C'est dans une Flèche d'Or complètement vide qu'Elista nous reçoit pour nous parler de leur troisième album, L'Amour, La Guerre et L'Imbécile. Les français y délaissent l'électricité de La Folie Douce pour pondre un album bucolique et acoustique, porté par un accrocheur premier single, "La St Valentin". Thomas (guitare /chant) et Benjamin (auteur du groupe et homme de l'ombre) répondent à nos questions. Puis Thomas est rejoint par François (guitare /chant) et Marc (batterie) pour une très belle session acoustique. La soirée se finit par une session photo très décontractée. On sent une ambiance fraternelle chez Elista. Deux chanteurs, un auteur qui fait partie intégrante du groupe mais ne joue pas avec eux : Elista est un groupe atypique et entend bien le rester.
Cinq ans se sont écoulés depuis La Folie Douce. Il a dû se passer pas mal de choses depuis ?

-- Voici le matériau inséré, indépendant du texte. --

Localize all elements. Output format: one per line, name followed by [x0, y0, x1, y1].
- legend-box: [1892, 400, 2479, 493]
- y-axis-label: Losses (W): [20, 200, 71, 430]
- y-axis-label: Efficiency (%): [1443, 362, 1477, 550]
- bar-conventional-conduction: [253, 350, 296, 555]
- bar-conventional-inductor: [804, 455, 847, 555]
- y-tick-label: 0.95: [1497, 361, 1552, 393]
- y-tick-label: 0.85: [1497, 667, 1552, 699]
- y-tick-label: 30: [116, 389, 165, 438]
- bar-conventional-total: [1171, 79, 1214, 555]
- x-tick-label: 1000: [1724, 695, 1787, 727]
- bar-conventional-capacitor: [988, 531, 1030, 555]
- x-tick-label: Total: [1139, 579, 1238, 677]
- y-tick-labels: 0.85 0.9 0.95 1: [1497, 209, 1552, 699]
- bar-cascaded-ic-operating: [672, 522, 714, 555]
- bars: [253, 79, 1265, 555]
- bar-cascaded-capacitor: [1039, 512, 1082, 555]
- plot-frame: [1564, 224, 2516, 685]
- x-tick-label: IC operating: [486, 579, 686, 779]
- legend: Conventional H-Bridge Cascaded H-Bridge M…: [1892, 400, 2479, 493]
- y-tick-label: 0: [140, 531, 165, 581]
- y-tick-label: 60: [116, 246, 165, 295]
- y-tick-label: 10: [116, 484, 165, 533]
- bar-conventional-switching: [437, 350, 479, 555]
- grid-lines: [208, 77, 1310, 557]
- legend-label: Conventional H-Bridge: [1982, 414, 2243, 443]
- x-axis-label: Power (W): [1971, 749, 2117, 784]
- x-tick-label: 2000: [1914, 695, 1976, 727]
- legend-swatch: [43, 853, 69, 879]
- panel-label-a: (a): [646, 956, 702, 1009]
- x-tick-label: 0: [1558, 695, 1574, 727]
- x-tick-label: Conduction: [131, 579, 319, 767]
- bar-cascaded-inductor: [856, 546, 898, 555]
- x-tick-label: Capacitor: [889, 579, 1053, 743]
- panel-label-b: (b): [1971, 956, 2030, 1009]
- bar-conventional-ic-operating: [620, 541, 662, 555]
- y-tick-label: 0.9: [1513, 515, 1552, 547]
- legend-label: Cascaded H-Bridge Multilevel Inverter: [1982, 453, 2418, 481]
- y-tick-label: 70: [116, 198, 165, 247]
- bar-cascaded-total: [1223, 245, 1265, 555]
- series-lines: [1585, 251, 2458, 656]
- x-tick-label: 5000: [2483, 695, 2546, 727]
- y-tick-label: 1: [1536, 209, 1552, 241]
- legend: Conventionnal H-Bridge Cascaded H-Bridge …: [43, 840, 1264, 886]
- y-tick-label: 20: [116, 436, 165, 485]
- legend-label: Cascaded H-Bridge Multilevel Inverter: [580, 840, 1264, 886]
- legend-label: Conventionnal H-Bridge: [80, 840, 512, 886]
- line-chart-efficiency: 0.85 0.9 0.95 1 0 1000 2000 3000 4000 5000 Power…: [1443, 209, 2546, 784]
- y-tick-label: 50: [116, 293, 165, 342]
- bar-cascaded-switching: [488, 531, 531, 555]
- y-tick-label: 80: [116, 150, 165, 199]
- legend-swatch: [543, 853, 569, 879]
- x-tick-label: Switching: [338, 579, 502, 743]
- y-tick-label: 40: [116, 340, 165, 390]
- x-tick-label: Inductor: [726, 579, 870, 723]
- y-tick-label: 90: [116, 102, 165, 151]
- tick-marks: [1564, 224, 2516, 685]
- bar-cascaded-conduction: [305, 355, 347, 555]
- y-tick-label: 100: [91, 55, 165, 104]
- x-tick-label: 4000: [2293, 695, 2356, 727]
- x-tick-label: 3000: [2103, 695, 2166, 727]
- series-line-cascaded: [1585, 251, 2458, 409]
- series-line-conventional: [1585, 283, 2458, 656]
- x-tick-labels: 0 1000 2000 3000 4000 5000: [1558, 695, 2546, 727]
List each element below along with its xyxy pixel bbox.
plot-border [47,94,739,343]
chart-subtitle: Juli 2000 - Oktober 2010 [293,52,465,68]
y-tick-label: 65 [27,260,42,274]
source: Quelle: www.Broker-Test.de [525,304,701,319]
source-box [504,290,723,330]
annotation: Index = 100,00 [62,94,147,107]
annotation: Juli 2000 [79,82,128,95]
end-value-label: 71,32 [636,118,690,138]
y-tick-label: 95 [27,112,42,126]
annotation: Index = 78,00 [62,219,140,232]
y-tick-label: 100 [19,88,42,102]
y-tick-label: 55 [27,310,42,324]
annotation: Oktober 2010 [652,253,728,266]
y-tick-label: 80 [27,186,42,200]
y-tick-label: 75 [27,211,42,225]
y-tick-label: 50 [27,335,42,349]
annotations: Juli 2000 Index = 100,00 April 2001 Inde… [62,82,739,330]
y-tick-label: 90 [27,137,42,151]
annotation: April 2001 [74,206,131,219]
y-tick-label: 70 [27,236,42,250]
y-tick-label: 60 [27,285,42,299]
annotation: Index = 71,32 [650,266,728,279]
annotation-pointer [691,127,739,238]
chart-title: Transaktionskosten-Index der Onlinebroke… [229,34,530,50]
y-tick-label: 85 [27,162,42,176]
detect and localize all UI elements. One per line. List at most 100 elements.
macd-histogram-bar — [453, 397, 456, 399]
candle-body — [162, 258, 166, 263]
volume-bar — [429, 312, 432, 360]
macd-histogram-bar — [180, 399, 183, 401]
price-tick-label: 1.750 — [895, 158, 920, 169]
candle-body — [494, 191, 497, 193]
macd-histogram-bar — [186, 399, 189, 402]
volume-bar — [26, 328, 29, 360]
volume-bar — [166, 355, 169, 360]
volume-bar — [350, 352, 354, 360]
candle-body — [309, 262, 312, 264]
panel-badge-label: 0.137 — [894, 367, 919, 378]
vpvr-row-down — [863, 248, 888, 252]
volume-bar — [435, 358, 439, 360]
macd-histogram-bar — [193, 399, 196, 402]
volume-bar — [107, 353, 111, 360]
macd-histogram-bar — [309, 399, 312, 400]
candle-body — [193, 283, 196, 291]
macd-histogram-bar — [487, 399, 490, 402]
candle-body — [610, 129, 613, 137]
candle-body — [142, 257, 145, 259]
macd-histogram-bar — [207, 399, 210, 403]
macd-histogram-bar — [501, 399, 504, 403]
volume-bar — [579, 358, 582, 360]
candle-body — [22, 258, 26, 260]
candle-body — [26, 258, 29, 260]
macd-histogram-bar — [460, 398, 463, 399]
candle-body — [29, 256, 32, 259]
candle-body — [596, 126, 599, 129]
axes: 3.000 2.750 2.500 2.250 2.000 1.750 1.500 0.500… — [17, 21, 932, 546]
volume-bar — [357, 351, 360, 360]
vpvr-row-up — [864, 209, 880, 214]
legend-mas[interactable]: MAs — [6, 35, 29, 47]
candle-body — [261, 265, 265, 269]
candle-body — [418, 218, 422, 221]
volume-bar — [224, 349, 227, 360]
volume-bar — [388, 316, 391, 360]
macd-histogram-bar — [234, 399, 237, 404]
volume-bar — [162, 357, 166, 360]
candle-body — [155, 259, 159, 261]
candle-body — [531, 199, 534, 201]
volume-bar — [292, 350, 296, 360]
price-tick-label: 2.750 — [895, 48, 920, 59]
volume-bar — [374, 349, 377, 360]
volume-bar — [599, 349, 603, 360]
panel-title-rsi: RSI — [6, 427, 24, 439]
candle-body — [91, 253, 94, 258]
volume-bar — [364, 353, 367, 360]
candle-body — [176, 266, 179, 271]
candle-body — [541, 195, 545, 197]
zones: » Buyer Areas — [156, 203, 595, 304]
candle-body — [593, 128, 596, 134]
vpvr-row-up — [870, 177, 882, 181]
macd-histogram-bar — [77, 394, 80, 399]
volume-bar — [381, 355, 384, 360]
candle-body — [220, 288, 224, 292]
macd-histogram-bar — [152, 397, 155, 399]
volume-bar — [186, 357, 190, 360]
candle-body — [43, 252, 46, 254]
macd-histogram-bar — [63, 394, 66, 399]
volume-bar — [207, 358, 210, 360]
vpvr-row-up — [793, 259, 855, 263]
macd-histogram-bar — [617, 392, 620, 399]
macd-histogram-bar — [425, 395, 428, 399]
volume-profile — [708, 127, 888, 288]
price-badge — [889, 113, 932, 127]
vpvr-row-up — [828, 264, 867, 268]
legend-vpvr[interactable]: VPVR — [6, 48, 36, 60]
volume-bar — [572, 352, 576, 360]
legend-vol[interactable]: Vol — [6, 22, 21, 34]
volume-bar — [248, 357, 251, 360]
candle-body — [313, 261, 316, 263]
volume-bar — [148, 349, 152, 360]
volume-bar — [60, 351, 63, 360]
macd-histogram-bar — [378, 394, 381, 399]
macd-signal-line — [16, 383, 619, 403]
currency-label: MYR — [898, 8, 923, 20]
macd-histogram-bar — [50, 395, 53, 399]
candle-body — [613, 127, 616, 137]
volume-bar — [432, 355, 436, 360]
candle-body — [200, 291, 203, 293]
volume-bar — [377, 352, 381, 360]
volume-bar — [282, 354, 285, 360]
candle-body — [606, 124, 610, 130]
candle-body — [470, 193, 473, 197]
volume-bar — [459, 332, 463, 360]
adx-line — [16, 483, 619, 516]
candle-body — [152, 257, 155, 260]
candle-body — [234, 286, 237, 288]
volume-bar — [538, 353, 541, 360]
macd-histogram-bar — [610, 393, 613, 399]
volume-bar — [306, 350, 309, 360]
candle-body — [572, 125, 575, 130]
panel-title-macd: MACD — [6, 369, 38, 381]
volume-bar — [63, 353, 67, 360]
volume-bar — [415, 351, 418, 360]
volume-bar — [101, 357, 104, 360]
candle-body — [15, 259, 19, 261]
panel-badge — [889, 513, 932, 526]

Thomas : Oui, 5 ans, c'est vrai, mais le temps passe vite en musique. On a fini la tournée, on s'est mis un petit peu à composer, on a eu des activités parallèles : Benjamin a écrit des bouquins, François et Benjamin ont aussi joué dans un court-métrage qui a été primé en festival. On voulait également sortir l'album au moment de la St Valentin à cause du single. Même si le disque était déjà prêt, on trouvait ça marrant de coller à l'actualité.
Et si je comprends bien, la St Valentin, ce n'est pas trop votre truc ?
Thomas : Non, pas vraiment. Mais je ne crois pas que ce soit le truc de grand monde, la St Valentin...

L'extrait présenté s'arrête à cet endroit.